Trabaja en un centro de atención de personas con desequilibrios mentales, y desde siempre se interesó por los temas de difícil solución. Cada primero de año brinda por los desahuciados, por la gente más humilde y por la paz entre los pueblos de todo el continente.
Funesta se llama. La madre de todas las paradojas.
Funesta es viuda y tiene tres hijas, trillizas idénticas y hermosas como ella. Nacieron en Argentina pero a los dos años de su nacimiento Funesta consiguió nuevo novio y se fueron todos a vivir a Europa.
El novio de Funesta resultó ser un buen partido. Cuidó de las niñas como lo haría cualquier padre pero eso sí, nunca pudo darles su apellido. No se sabe bien, es un tema poco difundido, pero parece ser que hay algunos nombres en el Viejo Continente que no se llevan bien con las cuestiones hereditarias. Funesta nunca dio trascendencia a esos detalles porque sabía, en el fondo, que el mejor legado que podría dar a sus hijas no serían bienes materiales sino los valores y el cariño que su grupo familiar le estaba dando.
Cierto día, un sobre lacrado llegó a casa de Funesta. Ella no estaba así que la tomó sor Bea (Beatriz) una exmonja que la familia convenció de trabajar para ellos al poco tiempo de que la beata dejara los hábitos. “Sorbea”, como la llamaban cariñosamente, era una mujer culta, jóven y, para fortuna del príncipe de la familia, extremadamente bonita. Tomó pues Sorbea la misteriosa carta y, como si no existiera el delito, abrió el sobre y leyó lo que decía.
Funesta nunca se enteró del contenido de aquella carta, ni tampoco lo hicieron sus hijas ni el novio, pero el tiempo fue pasando y la lírica relación de amor que reinaba en el hogar fue tomando algunos ribetes hasta ahora insospechados.
Nueve meses pasaron, pero no, no nació ningún bebé porque nadie estaba encinta. Nueve meses desde aquel aviso, el novio de Funesta fue llamado a servicio. Sin saber bien de qué se trataba, el hombre tuvo que asistir al Palacio Real para recibir, de manos del monarca, la bendición real que habría de convertirlo en el futuro Rey de Holanda merced a la dimisión de su padre el Rey, a quien acababa de conocer.

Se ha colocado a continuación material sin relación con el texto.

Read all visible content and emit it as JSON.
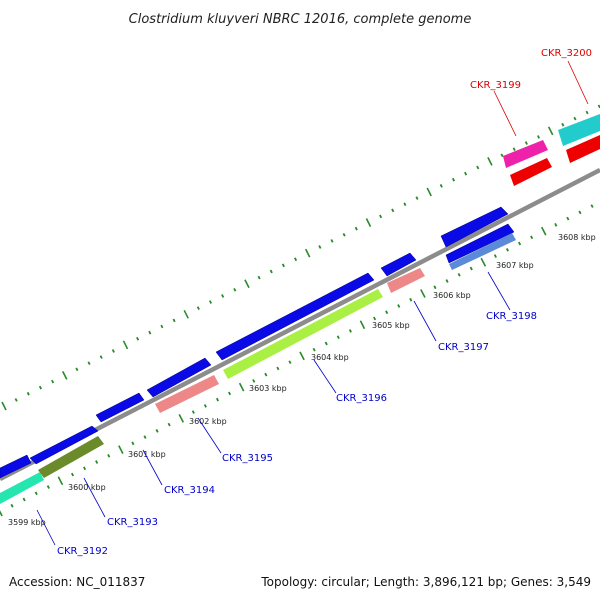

Habría que haber visto la cara de Funesta al recibir aquella noticia. El protocolo familiar se activó de inmediato y, naturalmente, la primera decisión relevante que ella tomó fue expulsar a la religiosa del núcleo familiar, quien, para sorpresa de algunos, pero no de todos, ahora sí estaba ocultando un incipiente y puntiagudo vientre.
Según lo dictan las leyes del derecho consuetudinario, la familia real debe estar conformada por las personas que el flamante Rey declare en el Consejo de Adhesión, y sólo ellas serán, a partir de entonces, las únicas y exclusivas herederas de las arcas soberanas.
Poco más que agregar. La ceremonia de asunción nunca llegó a concretarse por la ausencia repentina del nuevo gobernante y en el Palacio de Holanda aún se siguen preguntando qué habrían dicho las palabras escritas en aquella carta tan bien cerrada.